Quand ce devoir fut rempli envers la ville, comme la demeure du digne magistrat se trouvait sur le chemin que je devais suivre pour rentrer dans mon auberge, je profitai de sa lanterne, et il profita de mon bras, secours qui ne lui était pas inutile dans des rues obscures et mal pavées. Le vieillard est ordinairement sensible aux moindres attentions qu’il reçoit du jeune homme. Le bailli me témoigna de l’intérêt et me dit que, puisque je n’étais pas de cette race de comédiens qu’il détestait au fond de l’âme, il serait charmé si je voulais venir le lendemain, ou plutôt le jour même, déjeuner avec lui et manger un hareng frais ou une tranche de veau sur le gril, ajoutant que je trouverais chez lui M. Owen, qui serait alors en liberté.

– Mais, mon cher monsieur, lui dis-je après avoir accepté son invitation en l’en remerciant, quelle raison aviez-vous donc pour croire que j’avais pris le parti du théâtre ?
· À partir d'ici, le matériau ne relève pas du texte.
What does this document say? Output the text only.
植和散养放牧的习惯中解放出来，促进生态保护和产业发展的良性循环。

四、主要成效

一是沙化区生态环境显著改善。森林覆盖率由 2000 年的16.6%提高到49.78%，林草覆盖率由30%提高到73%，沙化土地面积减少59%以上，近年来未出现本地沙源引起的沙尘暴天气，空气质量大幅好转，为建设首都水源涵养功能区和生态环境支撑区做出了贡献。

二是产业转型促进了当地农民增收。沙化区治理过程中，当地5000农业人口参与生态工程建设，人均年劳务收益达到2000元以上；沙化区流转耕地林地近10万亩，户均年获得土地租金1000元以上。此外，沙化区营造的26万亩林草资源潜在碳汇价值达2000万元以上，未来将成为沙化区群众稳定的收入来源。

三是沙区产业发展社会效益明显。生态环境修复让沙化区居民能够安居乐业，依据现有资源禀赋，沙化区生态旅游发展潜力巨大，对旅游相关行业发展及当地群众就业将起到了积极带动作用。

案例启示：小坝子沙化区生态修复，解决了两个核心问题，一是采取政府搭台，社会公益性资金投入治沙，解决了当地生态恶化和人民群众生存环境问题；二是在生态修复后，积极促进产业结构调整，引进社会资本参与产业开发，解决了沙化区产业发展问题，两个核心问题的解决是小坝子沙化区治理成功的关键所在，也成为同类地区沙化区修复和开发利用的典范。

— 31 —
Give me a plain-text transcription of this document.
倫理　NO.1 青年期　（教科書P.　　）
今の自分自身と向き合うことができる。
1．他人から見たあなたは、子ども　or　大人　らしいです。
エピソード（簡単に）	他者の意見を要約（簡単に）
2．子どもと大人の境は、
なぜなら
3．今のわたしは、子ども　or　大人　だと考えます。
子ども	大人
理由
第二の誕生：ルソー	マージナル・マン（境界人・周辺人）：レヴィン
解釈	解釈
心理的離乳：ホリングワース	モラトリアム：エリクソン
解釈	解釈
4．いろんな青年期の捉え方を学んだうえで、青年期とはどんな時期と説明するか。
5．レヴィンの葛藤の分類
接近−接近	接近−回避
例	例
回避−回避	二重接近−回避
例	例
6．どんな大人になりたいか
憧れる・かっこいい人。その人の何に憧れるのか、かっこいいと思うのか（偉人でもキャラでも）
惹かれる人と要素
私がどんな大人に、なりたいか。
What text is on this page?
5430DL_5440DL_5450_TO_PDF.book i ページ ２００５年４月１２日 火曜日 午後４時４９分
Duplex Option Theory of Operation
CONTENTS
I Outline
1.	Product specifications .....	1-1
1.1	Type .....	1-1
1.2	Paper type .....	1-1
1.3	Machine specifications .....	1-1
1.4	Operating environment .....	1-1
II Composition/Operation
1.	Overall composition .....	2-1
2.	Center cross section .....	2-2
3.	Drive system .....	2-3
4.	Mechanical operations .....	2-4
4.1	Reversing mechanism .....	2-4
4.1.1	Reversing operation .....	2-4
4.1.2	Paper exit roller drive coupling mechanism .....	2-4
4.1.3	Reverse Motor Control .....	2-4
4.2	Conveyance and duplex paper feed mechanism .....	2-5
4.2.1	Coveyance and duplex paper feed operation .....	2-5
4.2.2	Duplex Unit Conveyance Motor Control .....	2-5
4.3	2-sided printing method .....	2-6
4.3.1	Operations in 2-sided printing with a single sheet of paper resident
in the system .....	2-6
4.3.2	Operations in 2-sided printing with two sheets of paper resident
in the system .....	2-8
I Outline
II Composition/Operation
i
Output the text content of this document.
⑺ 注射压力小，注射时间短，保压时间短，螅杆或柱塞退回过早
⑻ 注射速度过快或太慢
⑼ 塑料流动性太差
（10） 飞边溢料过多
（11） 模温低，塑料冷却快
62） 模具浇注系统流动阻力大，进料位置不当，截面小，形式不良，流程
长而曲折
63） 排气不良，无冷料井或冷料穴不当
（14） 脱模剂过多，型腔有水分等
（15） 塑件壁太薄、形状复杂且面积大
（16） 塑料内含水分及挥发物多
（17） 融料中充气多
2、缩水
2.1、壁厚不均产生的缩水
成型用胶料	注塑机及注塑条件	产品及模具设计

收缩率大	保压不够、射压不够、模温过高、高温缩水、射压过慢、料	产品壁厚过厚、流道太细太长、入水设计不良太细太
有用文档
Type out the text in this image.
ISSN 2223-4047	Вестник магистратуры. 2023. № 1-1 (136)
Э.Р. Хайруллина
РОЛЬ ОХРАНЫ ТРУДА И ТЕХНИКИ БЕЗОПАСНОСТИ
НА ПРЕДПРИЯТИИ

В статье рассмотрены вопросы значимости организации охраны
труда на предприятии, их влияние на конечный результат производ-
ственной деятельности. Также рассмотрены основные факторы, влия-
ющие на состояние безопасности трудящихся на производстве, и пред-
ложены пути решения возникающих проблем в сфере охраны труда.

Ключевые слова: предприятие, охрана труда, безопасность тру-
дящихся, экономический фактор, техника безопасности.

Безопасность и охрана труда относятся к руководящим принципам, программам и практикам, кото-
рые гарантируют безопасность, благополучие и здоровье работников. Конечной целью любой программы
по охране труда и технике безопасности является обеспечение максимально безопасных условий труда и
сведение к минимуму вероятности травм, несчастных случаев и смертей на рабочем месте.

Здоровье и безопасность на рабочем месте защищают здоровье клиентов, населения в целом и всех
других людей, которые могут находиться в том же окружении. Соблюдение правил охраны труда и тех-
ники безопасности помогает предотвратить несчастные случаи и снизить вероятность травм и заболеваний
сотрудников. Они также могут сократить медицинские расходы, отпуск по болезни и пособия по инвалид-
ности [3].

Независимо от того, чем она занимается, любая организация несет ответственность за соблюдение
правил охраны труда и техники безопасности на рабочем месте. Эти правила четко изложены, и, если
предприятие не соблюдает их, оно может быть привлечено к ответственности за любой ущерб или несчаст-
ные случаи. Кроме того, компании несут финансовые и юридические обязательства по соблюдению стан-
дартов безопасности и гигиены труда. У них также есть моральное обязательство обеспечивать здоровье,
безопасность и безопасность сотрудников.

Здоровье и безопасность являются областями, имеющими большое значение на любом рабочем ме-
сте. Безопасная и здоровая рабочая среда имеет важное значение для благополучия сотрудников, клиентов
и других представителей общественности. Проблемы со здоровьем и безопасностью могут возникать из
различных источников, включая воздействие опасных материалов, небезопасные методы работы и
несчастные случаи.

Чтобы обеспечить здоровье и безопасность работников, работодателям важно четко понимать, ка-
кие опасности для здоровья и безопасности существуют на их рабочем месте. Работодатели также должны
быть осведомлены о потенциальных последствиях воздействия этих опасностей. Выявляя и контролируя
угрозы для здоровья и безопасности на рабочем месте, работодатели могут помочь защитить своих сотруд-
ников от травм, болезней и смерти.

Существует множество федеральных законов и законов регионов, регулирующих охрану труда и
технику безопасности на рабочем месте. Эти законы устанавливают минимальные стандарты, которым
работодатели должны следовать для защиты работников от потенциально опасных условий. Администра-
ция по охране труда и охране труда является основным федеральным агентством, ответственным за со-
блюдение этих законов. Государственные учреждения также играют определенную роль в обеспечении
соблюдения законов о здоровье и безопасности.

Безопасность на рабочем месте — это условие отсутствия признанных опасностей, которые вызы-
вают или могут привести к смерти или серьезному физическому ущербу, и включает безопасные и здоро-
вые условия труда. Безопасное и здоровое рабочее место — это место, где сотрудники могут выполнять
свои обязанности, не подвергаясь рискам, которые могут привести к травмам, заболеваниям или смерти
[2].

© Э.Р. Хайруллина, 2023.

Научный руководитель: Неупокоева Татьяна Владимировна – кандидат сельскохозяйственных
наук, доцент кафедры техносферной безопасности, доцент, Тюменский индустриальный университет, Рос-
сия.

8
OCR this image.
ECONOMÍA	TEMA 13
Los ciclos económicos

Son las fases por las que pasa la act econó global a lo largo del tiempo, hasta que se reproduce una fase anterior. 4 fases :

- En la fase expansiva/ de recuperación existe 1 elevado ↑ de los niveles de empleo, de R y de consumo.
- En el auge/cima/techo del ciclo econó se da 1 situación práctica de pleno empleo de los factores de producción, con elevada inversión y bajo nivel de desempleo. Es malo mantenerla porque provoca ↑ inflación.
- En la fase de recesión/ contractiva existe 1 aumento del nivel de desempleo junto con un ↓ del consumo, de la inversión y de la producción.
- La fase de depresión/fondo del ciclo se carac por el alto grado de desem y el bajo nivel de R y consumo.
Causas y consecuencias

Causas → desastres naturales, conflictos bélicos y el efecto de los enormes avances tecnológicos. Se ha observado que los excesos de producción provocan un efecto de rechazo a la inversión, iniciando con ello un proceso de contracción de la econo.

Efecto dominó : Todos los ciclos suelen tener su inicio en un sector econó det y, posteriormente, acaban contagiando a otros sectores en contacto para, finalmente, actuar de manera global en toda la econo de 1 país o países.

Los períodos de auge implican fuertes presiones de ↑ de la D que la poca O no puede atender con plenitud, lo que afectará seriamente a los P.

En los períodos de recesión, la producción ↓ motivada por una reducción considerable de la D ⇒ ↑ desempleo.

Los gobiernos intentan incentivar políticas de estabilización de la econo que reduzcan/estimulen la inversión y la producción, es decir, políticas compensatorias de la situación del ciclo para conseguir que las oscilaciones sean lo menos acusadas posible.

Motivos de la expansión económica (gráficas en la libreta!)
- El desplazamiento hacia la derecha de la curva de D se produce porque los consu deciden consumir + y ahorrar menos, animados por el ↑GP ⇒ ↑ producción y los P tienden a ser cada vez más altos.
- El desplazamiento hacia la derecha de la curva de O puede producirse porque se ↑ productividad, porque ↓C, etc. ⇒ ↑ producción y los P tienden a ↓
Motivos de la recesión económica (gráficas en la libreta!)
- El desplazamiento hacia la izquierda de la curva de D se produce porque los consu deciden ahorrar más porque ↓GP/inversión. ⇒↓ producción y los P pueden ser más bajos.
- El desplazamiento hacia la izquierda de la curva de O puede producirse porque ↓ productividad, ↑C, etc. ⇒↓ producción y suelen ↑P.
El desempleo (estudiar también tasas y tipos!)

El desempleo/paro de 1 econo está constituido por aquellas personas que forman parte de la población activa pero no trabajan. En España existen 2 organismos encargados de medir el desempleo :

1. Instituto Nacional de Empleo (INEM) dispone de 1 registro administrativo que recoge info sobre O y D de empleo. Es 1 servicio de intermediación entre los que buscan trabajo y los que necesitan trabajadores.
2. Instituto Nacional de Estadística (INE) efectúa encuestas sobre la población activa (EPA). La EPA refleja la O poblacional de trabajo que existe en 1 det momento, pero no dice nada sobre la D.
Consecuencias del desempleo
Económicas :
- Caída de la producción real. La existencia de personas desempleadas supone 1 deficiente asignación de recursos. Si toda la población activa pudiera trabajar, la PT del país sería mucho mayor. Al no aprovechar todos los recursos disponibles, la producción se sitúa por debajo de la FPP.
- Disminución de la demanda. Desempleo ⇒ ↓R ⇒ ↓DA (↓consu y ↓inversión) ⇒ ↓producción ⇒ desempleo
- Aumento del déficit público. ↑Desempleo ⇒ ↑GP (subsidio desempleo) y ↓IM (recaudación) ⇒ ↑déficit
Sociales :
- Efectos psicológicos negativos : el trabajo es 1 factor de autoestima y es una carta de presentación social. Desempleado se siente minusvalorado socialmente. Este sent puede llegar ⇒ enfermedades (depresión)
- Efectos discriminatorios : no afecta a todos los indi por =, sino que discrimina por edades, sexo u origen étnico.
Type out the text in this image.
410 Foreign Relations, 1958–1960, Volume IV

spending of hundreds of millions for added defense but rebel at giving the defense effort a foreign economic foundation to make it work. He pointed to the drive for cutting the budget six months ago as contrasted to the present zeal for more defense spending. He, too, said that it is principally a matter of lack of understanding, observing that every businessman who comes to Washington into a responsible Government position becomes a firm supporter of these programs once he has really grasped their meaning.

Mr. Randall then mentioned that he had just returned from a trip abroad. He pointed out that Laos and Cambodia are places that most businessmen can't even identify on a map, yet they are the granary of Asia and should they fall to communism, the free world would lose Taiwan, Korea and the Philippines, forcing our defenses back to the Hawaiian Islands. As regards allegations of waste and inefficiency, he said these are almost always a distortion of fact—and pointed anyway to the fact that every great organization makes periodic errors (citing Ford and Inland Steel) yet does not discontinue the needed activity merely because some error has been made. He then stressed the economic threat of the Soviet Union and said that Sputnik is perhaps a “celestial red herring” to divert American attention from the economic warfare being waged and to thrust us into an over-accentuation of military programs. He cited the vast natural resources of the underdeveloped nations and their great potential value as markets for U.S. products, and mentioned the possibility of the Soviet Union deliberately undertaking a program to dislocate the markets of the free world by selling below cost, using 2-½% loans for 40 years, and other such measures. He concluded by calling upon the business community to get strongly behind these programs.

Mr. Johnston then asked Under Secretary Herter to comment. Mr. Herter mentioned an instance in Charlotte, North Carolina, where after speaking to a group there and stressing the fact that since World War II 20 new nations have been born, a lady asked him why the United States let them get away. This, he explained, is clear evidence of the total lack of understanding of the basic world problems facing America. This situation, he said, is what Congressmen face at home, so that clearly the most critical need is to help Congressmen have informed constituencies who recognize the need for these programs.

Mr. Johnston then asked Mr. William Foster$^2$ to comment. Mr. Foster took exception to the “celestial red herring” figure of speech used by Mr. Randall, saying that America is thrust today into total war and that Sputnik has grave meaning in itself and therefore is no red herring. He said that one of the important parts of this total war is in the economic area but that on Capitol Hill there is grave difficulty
– C’est un imbécile bavard, nommé Fairservice, qui est venu chez moi un peu avant minuit pour me prier de donner ordre au crieur public de proclamer sur-le-champ dans toute la ville une récompense honnête à quiconque donnerait de vos nouvelles. Il m’a dit qui vous étiez, et m’a assuré que votre père vous avait renvoyé de chez lui, parce que vous ne vouliez pas travailler à ses affaires, et parce que vous composiez des vers, et que vous vouliez vous faire comédien. Il avait été amené chez moi par un nommé Hammorgaw, notre grand chantre, qui me dit que c’était une de ses connaissances. Je les ai chassés tous les deux par les épaules, en leur disant que ce n’était pas l’heure de venir me faire une pareille demande. À présent je vois ce qui en est, et ce Fairservice est une espèce de fou qui est mal informé sur votre compte. Je vous aime, jeune homme, continua le bailli, j’aime un garçon qui secourt ses amis dans l’affliction. C’est ce que j’ai toujours fait, et c’est ce que faisait mon père le diacre ; puisse son âme être en paix ! Mais ne faites pas votre compagnie de ces Highlanders, mauvais bétail ! On ne peut mettre la main dans le goudron sans se noircir les doigts : souvenez-vous de cela. Sans doute l’homme le plus sage, le plus prudent, peut commettre des erreurs. Moi-même n’en ai-je pas commis cette nuit ? Voyons, combien ? Une... deux... trois. Oui, j’ai fait trois choses que mon père n’aurait pu croire, les eût-il vues de ses propres yeux.

Nous étions arrivés à la porte. Il s’arrêta avant d’entrer, et continua d’un ton contrit et solennel.

– D’abord j’ai pensé à mes affaires temporelles le jour du sabbat. Ensuite je me suis rendu caution d’un Anglais. Enfin j’ai laissé échapper un malfaiteur. Mais il y a du baume à Galaad, M. Osbaldistone. Mattie, je saurai bien rentrer seul, conduisez M. O... chez la mère Flyter, au coin de cette ruelle. Puis il ajouta tout bas : J’espère que vous serez sage avec Mattie. Songez que Mattie est fille d’un honnête homme, et qu’elle est petite-cousine du laird de Limmerfield.